- Abbreviation: NLP
- Founded: 1974
- Split from: Northern Ireland Labour Party
- Headquarters: Newtownabbey
- Ideology: Social democracy; British unionism;
- Political position: Centre-left
- National affiliation: Labour '87

= Newtownabbey Labour Party =

Political party in Northern Ireland

The Newtownabbey Labour Party (NLP) is a minor political party based in Newtownabbey, Northern Ireland. It was formed in 1974 as a split from the Northern Ireland Labour Party. It has elected one member to the Newtownabbey Borough Council, Bob Kidd, who served from 1985 to 1993. In 1987, the NLP joined other Labour parties in Northern Ireland in forming the Labour '87 political coalition. Under the Labour '87 banner, Mark Langhammer was elected to the Newtownabbey Borough Council in 1993 and was in office until 2005.

== History ==
The Newtownabbey Labour Party (NLP) originated as the Newtownabbey branch of the Northern Ireland Labour Party (NILP). It left its parent organisation in 1974, in opposition to the NILP's broad support for the Ulster Workers Council strike. Early members included future British Labour Party member of parliament Kate Hoey.

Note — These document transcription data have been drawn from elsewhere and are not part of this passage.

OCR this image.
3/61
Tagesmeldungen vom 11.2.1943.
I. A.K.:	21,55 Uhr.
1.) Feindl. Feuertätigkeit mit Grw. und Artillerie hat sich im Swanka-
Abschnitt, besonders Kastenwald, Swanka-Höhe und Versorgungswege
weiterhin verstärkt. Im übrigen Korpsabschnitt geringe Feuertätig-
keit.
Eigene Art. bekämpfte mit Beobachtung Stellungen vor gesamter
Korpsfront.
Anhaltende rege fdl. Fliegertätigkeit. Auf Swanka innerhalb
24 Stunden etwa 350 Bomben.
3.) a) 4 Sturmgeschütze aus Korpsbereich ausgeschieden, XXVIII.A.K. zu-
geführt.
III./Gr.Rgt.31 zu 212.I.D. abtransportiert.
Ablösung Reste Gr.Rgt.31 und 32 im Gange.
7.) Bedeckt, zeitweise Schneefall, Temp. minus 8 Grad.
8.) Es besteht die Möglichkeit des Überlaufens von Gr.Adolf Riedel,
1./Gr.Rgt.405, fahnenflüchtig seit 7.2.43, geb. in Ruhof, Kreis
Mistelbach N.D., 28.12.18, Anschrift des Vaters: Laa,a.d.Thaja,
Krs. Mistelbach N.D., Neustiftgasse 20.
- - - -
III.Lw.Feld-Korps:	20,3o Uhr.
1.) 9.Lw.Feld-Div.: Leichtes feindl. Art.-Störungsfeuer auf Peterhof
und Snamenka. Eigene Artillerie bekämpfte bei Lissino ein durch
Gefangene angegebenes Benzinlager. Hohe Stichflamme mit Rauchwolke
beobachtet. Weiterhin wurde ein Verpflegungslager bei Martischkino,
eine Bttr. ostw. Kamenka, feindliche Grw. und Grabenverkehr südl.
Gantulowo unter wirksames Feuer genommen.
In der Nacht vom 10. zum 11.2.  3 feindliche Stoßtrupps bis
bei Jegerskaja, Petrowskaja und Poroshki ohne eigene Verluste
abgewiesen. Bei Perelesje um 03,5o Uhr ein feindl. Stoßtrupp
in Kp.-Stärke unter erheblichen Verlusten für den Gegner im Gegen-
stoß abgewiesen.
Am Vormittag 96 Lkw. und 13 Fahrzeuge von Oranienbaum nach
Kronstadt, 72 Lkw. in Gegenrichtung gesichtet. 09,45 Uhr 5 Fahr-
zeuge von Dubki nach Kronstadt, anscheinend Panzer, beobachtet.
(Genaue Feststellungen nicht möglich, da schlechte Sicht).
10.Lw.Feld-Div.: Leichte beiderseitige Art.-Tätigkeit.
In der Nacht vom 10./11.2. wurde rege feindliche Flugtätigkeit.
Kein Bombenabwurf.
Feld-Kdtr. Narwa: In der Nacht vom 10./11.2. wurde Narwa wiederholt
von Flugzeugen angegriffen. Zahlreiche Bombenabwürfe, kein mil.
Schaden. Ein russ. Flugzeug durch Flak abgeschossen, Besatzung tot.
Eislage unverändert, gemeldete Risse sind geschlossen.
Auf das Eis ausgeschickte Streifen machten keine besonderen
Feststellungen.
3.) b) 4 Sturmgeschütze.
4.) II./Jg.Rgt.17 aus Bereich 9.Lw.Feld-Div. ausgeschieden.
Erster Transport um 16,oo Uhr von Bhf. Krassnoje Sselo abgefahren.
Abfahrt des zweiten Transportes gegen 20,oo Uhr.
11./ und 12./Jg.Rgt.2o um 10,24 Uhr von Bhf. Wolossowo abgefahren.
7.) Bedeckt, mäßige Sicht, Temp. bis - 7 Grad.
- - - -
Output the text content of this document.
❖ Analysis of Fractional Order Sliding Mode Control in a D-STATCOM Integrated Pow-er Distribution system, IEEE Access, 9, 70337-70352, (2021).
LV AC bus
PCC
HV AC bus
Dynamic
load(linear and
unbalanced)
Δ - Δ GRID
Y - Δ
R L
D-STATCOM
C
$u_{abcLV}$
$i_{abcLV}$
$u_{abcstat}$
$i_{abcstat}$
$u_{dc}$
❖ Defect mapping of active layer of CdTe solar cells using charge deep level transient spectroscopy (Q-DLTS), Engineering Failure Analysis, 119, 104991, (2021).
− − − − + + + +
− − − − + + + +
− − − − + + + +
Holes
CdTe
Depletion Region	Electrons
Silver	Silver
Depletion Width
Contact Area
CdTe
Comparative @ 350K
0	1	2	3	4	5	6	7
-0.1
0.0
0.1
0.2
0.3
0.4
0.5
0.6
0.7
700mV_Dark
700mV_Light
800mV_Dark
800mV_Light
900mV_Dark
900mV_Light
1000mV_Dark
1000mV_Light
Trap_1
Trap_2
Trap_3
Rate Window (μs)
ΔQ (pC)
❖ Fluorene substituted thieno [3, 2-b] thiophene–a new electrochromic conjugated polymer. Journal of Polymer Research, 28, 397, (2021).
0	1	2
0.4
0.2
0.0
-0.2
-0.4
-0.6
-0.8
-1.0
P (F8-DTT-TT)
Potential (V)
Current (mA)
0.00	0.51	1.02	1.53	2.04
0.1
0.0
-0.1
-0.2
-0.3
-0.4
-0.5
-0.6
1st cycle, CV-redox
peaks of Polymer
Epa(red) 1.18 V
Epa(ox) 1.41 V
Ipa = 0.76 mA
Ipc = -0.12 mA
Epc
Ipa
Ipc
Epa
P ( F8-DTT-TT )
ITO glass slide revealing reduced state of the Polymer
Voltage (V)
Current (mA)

The party stood in the 1982 Northern Ireland Assembly election, but it only mustered 560 votes. However, NLP candidate Bob Kidd was able to win a seat on the Newtownabbey Borough Council in the 1985 local elections. In 1987, the NLP, Northern Ireland Labour Party, Ulster Liberal Party, and United Labour Party formed Labour '87, a political coalition which aimed to unite the Labour parties of Northern Ireland. Kidd held his seat under the Labour '87 banner in the 1989 local elections. Although he lost in 1993, Mark Langhammer, also standing for Labour '87, was elected onto council. He held his seat in 1997, then again as an independent in 2001, before standing down in the 2005 local elections.

For the 1996, Northern Ireland Peace Forum, the party stood as part of the Labour coalition, which had two members elected. It supported the Socialist Environmental Alliance in the 2004 local elections.